La politica italiana in questa ultima fase di campagna elettorale continua a vivere una perdurante omissione: affidare le fortune del proprio segmento politico solo all’attivismo del suo capo. Succede con Giorgia Meloni per Fratelli d’Italia, con Matteo Salvini per la Lega, con Silvio Berlusconi per Forza Italia, con Matteo Renzi per il PD. È inutile parlare degli altri, perché, facendo di necessità virtù, sin dall’inizio si sono sfilati da questa discutibile logica di affidare il proprio destino alle capacità di uno solo.
Il leader che guida il partito nel tempo ordinario come in quello straordinario, e che traccia il sentiero da seguire per raggiungere gli obiettivi prefissati e condivisi con la dirigenza del partito è esistito sempre. Accadeva anche nella cd prima repubblica, ma con una differenza: allora il ruolo dei dirigenti non era votato alla passività o al silenzio, per consentire che il capo avesse maggiore spazio e più lustro, tutt’altro. Intervenivano, coadiuvavano, affiancavano, caso mai correggevano pure il capo se usciva fuori dagli scenari previsti. Altra epoca, erano i comportamenti degli esponenti politici che credevano nella democrazia come sistema politico, ma soprattutto come organizzazione all’interno del partito, dove si agiva in modo corale, rispettando il pensiero di tutti i partecipanti.

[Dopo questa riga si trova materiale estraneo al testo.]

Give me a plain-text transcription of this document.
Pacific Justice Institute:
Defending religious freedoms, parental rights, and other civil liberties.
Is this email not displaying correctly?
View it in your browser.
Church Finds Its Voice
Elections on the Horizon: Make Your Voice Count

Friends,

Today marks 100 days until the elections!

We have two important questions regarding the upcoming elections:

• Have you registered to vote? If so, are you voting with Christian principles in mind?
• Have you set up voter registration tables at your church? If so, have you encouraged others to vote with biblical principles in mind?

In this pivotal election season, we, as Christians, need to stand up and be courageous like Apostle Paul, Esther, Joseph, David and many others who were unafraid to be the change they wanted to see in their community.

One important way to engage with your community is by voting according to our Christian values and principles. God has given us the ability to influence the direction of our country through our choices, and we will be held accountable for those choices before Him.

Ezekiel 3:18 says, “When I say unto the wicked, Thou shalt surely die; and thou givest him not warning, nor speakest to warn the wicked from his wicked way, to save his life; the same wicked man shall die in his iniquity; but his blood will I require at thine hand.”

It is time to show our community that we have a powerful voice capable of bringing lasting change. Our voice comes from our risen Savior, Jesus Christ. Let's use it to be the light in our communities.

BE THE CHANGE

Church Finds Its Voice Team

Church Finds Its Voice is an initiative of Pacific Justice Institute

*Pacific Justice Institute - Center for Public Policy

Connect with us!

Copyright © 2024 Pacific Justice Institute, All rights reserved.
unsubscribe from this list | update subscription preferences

Pur disapprovando l’attuale legge elettorale, è apprezzabile, come male minore, la linea seguita dalle liste più piccole che, in alleanza con quelle maggiori, hanno comunque deciso di non intrupparsi nei contenitori più capienti, considerandola una pratica opportunistica, asfittica, che registra l’impotenza ideale e morale di una forza politica. È pertanto da condividere l’idea del ritorno al voto a breve, se una maggioranza chiara e omogenea non si forma in questa tornata, con l’obiettivo di approvare una legge elettorale seria, adeguata, coerente che consentirà di avere governi di coalizione praticabili e non raccattaticci. Che democrazia è se uno solo rappresenta le idee di tutti gli altri che vivono la medesima realtà organizzativa e politica? La risposta la si sta avendo dalle varie trasmissioni televisive che propongono a ripetizione interviste ai capi partito, i quali non fanno altro che insistere, alla stregua di scadenti mercanti, su facili promesse già esposte o improponibili, al punto che il cittadino comune in ascolto non assegna la minima credibilità a chi parla.
I programmi politici e di governo sono un vero e proprio tabù per la politica di questi anni, nessuno è in grado di prepararli e di sottoporli all’attenzione del popolo. I protagonisti, in massima parte, sono privi dell’idea di Paese e se non c’è l’idea di Paese non ci sarà un programma politico, un programma di governo. Ecco il motivo per cui con convinzione gioiosa i più sono propensi ad utilizzare la scorciatoia della delega al capo, a prescindere dall’esito del risultato. Una condizione comoda per pochi, ma preoccupante per l’interesse generale del Paese, perché in tal modo si impoverisce la democrazia; non si ha una classe dirigente responsabile; non si contribuisce a migliorare la condizione socio-economica dell’Italia.